RealAudioMP3 Die Kirche in Brasilien steht heute vor neuen Herausforderungen: Die wachsende Resonanz evangelikaler Sekten gerade auch in den armen Bevölkerungsschichten stellt eine nie da gewesene „Konkurrenz“ zur katholischen Kirche dar. Die Zahl der Priester geht gleichzeitig zurück. Mit einem verstärkten Engagement von Laien will die katholische Kirche in ganz Lateinamerika die Sekten stoppen. In Brasilien, wo sich derzeit noch drei Viertel der 166 Millionen Einwohner zum Katholizismus bekennen, sei die Lage besonders alarmierend. Das sagt Pater Hugo Scheer im Gespräch mit „Kirche in Not“. Der Steyler Missionar lebt seit rund 30 Jahren in der brasilianischen Stadt Vittoria.
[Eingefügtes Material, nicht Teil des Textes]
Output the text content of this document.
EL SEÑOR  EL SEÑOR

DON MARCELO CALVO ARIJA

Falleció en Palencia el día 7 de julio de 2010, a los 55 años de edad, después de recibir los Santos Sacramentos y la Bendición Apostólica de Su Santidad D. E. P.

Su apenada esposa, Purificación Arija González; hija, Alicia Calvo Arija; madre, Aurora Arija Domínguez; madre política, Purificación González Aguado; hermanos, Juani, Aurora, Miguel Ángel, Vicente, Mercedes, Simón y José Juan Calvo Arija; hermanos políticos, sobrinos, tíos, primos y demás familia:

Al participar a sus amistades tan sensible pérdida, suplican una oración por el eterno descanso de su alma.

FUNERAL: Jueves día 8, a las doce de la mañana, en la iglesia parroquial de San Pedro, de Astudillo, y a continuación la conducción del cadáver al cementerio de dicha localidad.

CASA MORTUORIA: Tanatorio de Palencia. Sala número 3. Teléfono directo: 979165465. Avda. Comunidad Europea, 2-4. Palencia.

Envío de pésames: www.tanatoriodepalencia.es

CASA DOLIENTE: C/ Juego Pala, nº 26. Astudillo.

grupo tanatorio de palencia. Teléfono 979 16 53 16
Bereits vor zwei Jahren wurde bei der Bischofsversammlung aller südamerikanischen Bischöfe in Aparecida auf das Sektenproblem hingewiesen. Dazu Pater Scheer:

„Es ist sehr wichtig, – und das haben die Bischöfe in Aparecida auch betont – dass wir uns nicht gegen die Pfingstkirchen und andere derartige Gruppierungen abgrenzen. Wir müssen versuchen, mit ihnen einen Dialog aufzunehmen, aber das ist äußerst schwierig. Die katholische Kirche in Brasilien hat zum Beispiel einige Schriften gemeinsam mit Pfingstgemeinden herausgebracht. Dabei handelt es sich aber um Pfingstgemeinden im traditionellen Sinne, die Anfang des vergangenen Jahrhunderts in Europa gegründet wurden und dann nach Lateinamerika kamen. Die neuen Pfingstgemeinden haben sich alle in Lateinamerika gegründet. Mit ihnen ist es sehr schwer, in einen Dialog zu treten.“

Auch könne die katholische Kirche durchaus von den Sekten lernen, meint der deutschstämmige Steyler-Missionar Hugo Scheer.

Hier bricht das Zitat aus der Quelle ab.